Unless they are forced and noted personally. They would think, what's in in for them?
Idiots who fly those things to restricted areas wouldn't care about registration either.
Unless they are pre-registered by the seller with the buyers info.
Laws can be proposed, passed, publicised and not necessarily prosecuted. Lawmakers often want the law in place so it can be used if it becomes necessary. Registration of drones is a pointless exercise if viewed in terms of its practicability, but very powerful if the law is used against someone.
Still waiting for my Phantom, ordered, paid for and two weeks have passed without delivery....... I WANT MY TOY!
" and airlines are reporting an increase in drone sightings within controlled airspace"

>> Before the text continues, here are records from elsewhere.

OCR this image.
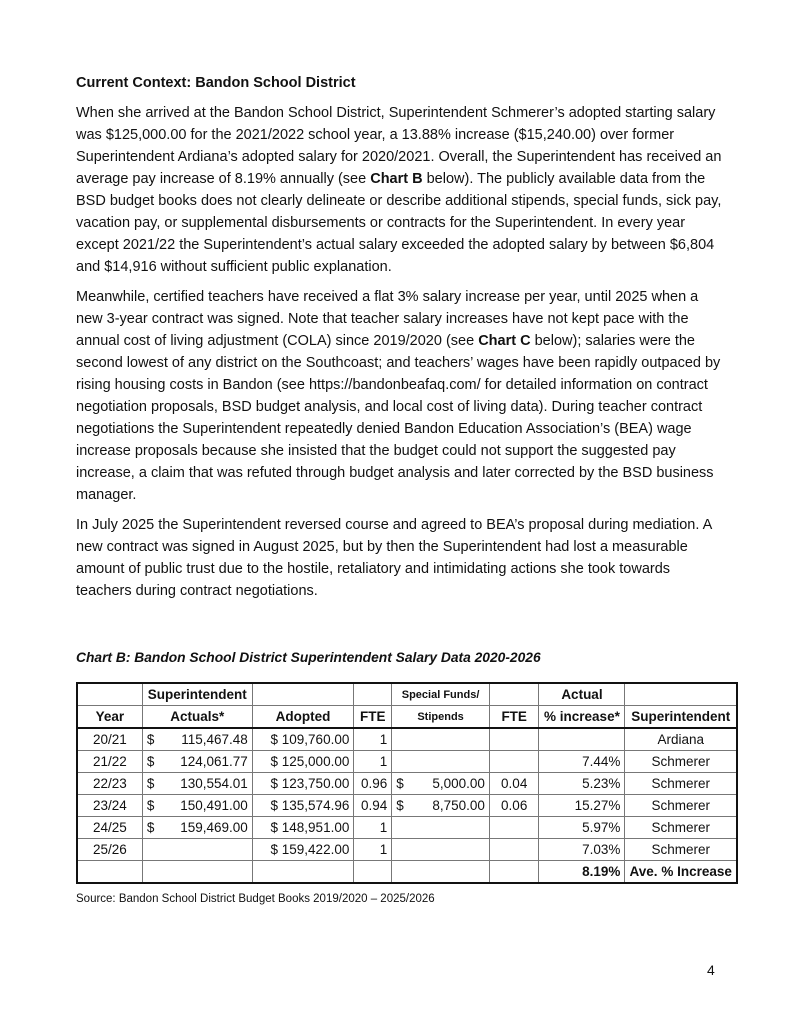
Current Context: Bandon School District

When she arrived at the Bandon School District, Superintendent Schmerer’s adopted starting salary was $125,000.00 for the 2021/2022 school year, a 13.88% increase ($15,240.00) over former Superintendent Ardiana’s adopted salary for 2020/2021. Overall, the Superintendent has received an average pay increase of 8.19% annually (see Chart B below). The publicly available data from the BSD budget books does not clearly delineate or describe additional stipends, special funds, sick pay, vacation pay, or supplemental disbursements or contracts for the Superintendent. In every year except 2021/22 the Superintendent’s actual salary exceeded the adopted salary by between $6,804 and $14,916 without sufficient public explanation.

Meanwhile, certified teachers have received a flat 3% salary increase per year, until 2025 when a new 3-year contract was signed. Note that teacher salary increases have not kept pace with the annual cost of living adjustment (COLA) since 2019/2020 (see Chart C below); salaries were the second lowest of any district on the Southcoast; and teachers’ wages have been rapidly outpaced by rising housing costs in Bandon (see https://bandonbeafaq.com/ for detailed information on contract negotiation proposals, BSD budget analysis, and local cost of living data). During teacher contract negotiations the Superintendent repeatedly denied Bandon Education Association’s (BEA) wage increase proposals because she insisted that the budget could not support the suggested pay increase, a claim that was refuted through budget analysis and later corrected by the BSD business manager.

In July 2025 the Superintendent reversed course and agreed to BEA’s proposal during mediation. A new contract was signed in August 2025, but by then the Superintendent had lost a measurable amount of public trust due to the hostile, retaliatory and intimidating actions she took towards teachers during contract negotiations.

Chart B: Bandon School District Superintendent Salary Data 2020-2026
	Superintendent			Special Funds/		Actual	
Year	Actuals*	Adopted	FTE	Stipends	FTE	% increase*	Superintendent
20/21	$ 115,467.48	$ 109,760.00	1				Ardiana
21/22	$ 124,061.77	$ 125,000.00	1			7.44%	Schmerer
22/23	$ 130,554.01	$ 123,750.00	0.96	$ 5,000.00	0.04	5.23%	Schmerer
23/24	$ 150,491.00	$ 135,574.96	0.94	$ 8,750.00	0.06	15.27%	Schmerer
24/25	$ 159,469.00	$ 148,951.00	1			5.97%	Schmerer
25/26		$ 159,422.00	1			7.03%	Schmerer
						8.19%	Ave. % Increase
Source: Bandon School District Budget Books 2019/2020 – 2025/2026
4
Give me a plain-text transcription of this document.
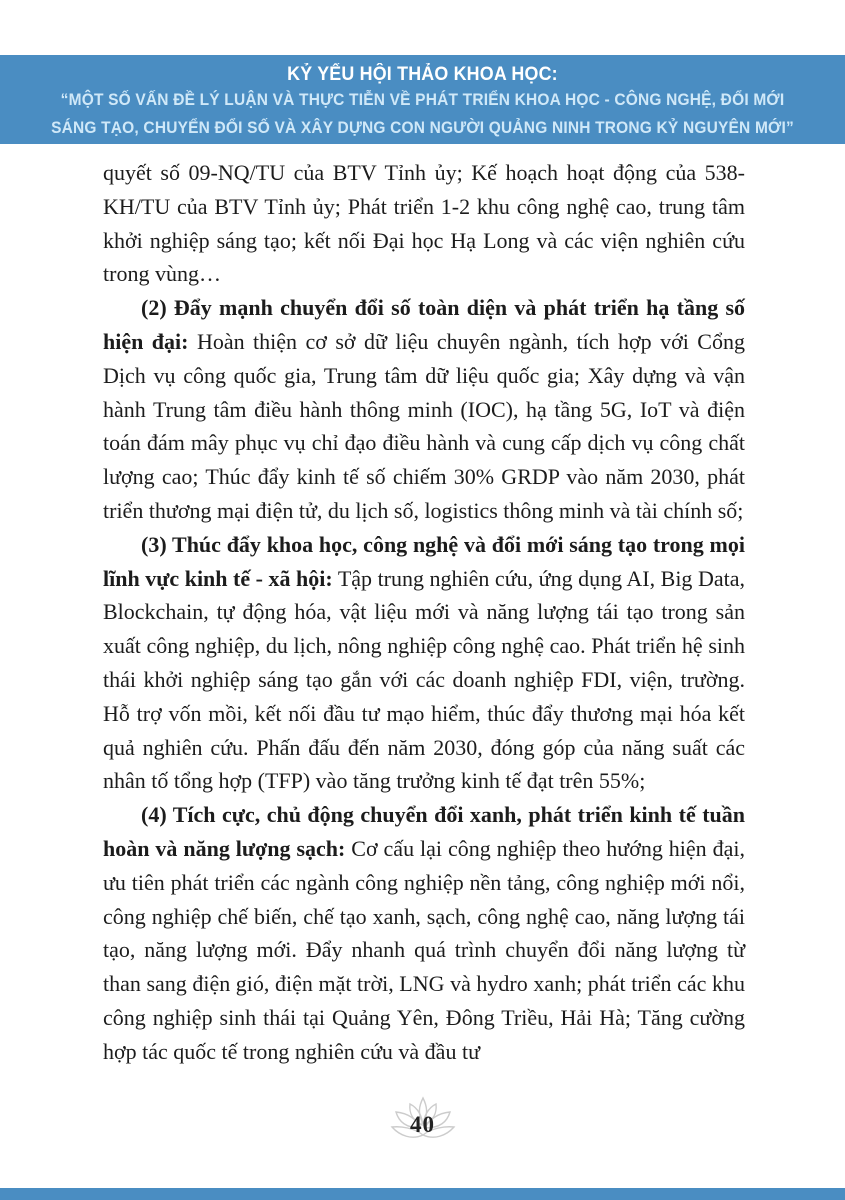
KỶ YẾU HỘI THẢO KHOA HỌC:
“MỘT SỐ VẤN ĐỀ LÝ LUẬN VÀ THỰC TIỄN VỀ PHÁT TRIỂN KHOA HỌC - CÔNG NGHỆ, ĐỔI MỚI
SÁNG TẠO, CHUYỂN ĐỔI SỐ VÀ XÂY DỰNG CON NGƯỜI QUẢNG NINH TRONG KỶ NGUYÊN MỚI”

quyết số 09-NQ/TU của BTV Tỉnh ủy; Kế hoạch hoạt động của 538-KH/TU của BTV Tỉnh ủy; Phát triển 1-2 khu công nghệ cao, trung tâm khởi nghiệp sáng tạo; kết nối Đại học Hạ Long và các viện nghiên cứu trong vùng…

(2) Đẩy mạnh chuyển đổi số toàn diện và phát triển hạ tầng số hiện đại: Hoàn thiện cơ sở dữ liệu chuyên ngành, tích hợp với Cổng Dịch vụ công quốc gia, Trung tâm dữ liệu quốc gia; Xây dựng và vận hành Trung tâm điều hành thông minh (IOC), hạ tầng 5G, IoT và điện toán đám mây phục vụ chỉ đạo điều hành và cung cấp dịch vụ công chất lượng cao; Thúc đẩy kinh tế số chiếm 30% GRDP vào năm 2030, phát triển thương mại điện tử, du lịch số, logistics thông minh và tài chính số;

(3) Thúc đẩy khoa học, công nghệ và đổi mới sáng tạo trong mọi lĩnh vực kinh tế - xã hội: Tập trung nghiên cứu, ứng dụng AI, Big Data, Blockchain, tự động hóa, vật liệu mới và năng lượng tái tạo trong sản xuất công nghiệp, du lịch, nông nghiệp công nghệ cao. Phát triển hệ sinh thái khởi nghiệp sáng tạo gắn với các doanh nghiệp FDI, viện, trường. Hỗ trợ vốn mồi, kết nối đầu tư mạo hiểm, thúc đẩy thương mại hóa kết quả nghiên cứu. Phấn đấu đến năm 2030, đóng góp của năng suất các nhân tố tổng hợp (TFP) vào tăng trưởng kinh tế đạt trên 55%;

(4) Tích cực, chủ động chuyển đổi xanh, phát triển kinh tế tuần hoàn và năng lượng sạch: Cơ cấu lại công nghiệp theo hướng hiện đại, ưu tiên phát triển các ngành công nghiệp nền tảng, công nghiệp mới nổi, công nghiệp chế biến, chế tạo xanh, sạch, công nghệ cao, năng lượng tái tạo, năng lượng mới. Đẩy nhanh quá trình chuyển đổi năng lượng từ than sang điện gió, điện mặt trời, LNG và hydro xanh; phát triển các khu công nghiệp sinh thái tại Quảng Yên, Đông Triều, Hải Hà; Tăng cường hợp tác quốc tế trong nghiên cứu và đầu tư

40
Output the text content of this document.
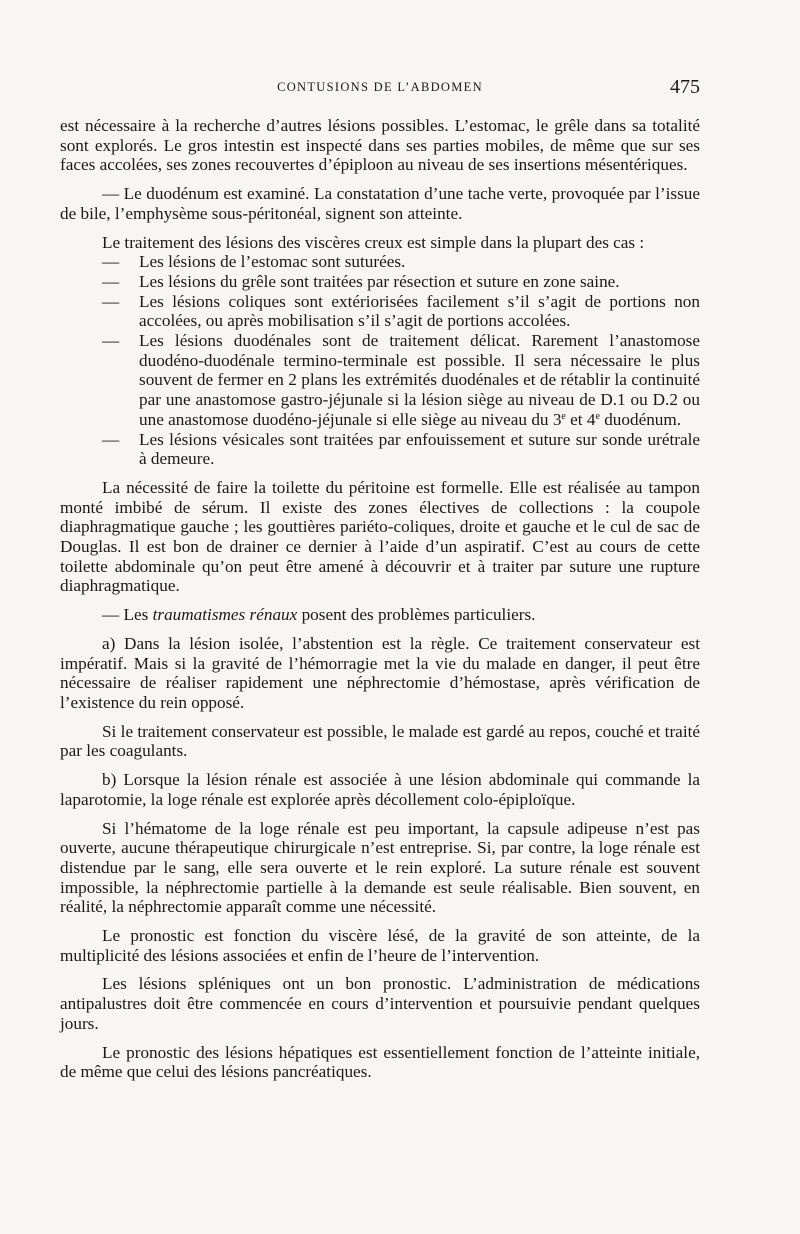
CONTUSIONS DE L’ABDOMEN	475

est nécessaire à la recherche d’autres lésions possibles. L’estomac, le grêle dans sa totalité sont explorés. Le gros intestin est inspecté dans ses parties mobiles, de même que sur ses faces accolées, ses zones recouvertes d’épiploon au niveau de ses insertions mésentériques.

— Le duodénum est examiné. La constatation d’une tache verte, provoquée par l’issue de bile, l’emphysème sous-péritonéal, signent son atteinte.

Le traitement des lésions des viscères creux est simple dans la plupart des cas :

— Les lésions de l’estomac sont suturées.
— Les lésions du grêle sont traitées par résection et suture en zone saine.
— Les lésions coliques sont extériorisées facilement s’il s’agit de portions non accolées, ou après mobilisation s’il s’agit de portions accolées.
— Les lésions duodénales sont de traitement délicat. Rarement l’anastomose duodéno-duodénale termino-terminale est possible. Il sera nécessaire le plus souvent de fermer en 2 plans les extrémités duodénales et de rétablir la continuité par une anastomose gastro-jéjunale si la lésion siège au niveau de D.1 ou D.2 ou une anastomose duodéno-jéjunale si elle siège au niveau du 3e et 4e duodénum.
— Les lésions vésicales sont traitées par enfouissement et suture sur sonde urétrale à demeure.

La nécessité de faire la toilette du péritoine est formelle. Elle est réalisée au tampon monté imbibé de sérum. Il existe des zones électives de collections : la coupole diaphragmatique gauche ; les gouttières pariéto-coliques, droite et gauche et le cul de sac de Douglas. Il est bon de drainer ce dernier à l’aide d’un aspiratif. C’est au cours de cette toilette abdominale qu’on peut être amené à découvrir et à traiter par suture une rupture diaphragmatique.

— Les traumatismes rénaux posent des problèmes particuliers.

a) Dans la lésion isolée, l’abstention est la règle. Ce traitement conservateur est impératif. Mais si la gravité de l’hémorragie met la vie du malade en danger, il peut être nécessaire de réaliser rapidement une néphrectomie d’hémostase, après vérification de l’existence du rein opposé.

Si le traitement conservateur est possible, le malade est gardé au repos, couché et traité par les coagulants.

b) Lorsque la lésion rénale est associée à une lésion abdominale qui commande la laparotomie, la loge rénale est explorée après décollement colo-épiploïque.

Si l’hématome de la loge rénale est peu important, la capsule adipeuse n’est pas ouverte, aucune thérapeutique chirurgicale n’est entreprise. Si, par contre, la loge rénale est distendue par le sang, elle sera ouverte et le rein exploré. La suture rénale est souvent impossible, la néphrectomie partielle à la demande est seule réalisable. Bien souvent, en réalité, la néphrectomie apparaît comme une nécessité.

Le pronostic est fonction du viscère lésé, de la gravité de son atteinte, de la multiplicité des lésions associées et enfin de l’heure de l’intervention.

Les lésions spléniques ont un bon pronostic. L’administration de médications antipalustres doit être commencée en cours d’intervention et poursuivie pendant quelques jours.

Le pronostic des lésions hépatiques est essentiellement fonction de l’atteinte initiale, de même que celui des lésions pancréatiques.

Although this does have the potential to cause serious damage,the historically greater risk to aircraft is from bird strikes. Unfortunately, in the rush to score the biggest ratings, the media over-blows the possible risk that personal drones may cause, and overlook the actual risk of bird strikes that commercial jets routinely experience. For every headline that says the following, there are 50 others screaming in 150 pt type that hobby drones will likely be responsible for widespread aircraft crashes.
I bought the Phantom from and Australian company because they were offering an Australian warranty, which I figure is quite important. They said they had 5 in stock, but I figure that was not true, many of these companies wait until you place your order before ordering from the supplier. And therein lies the problem, DJI are trying to build up advance stocks at present because of the anticipated Christmas demand. They reckon they will sell a million this Christmas period, world wide.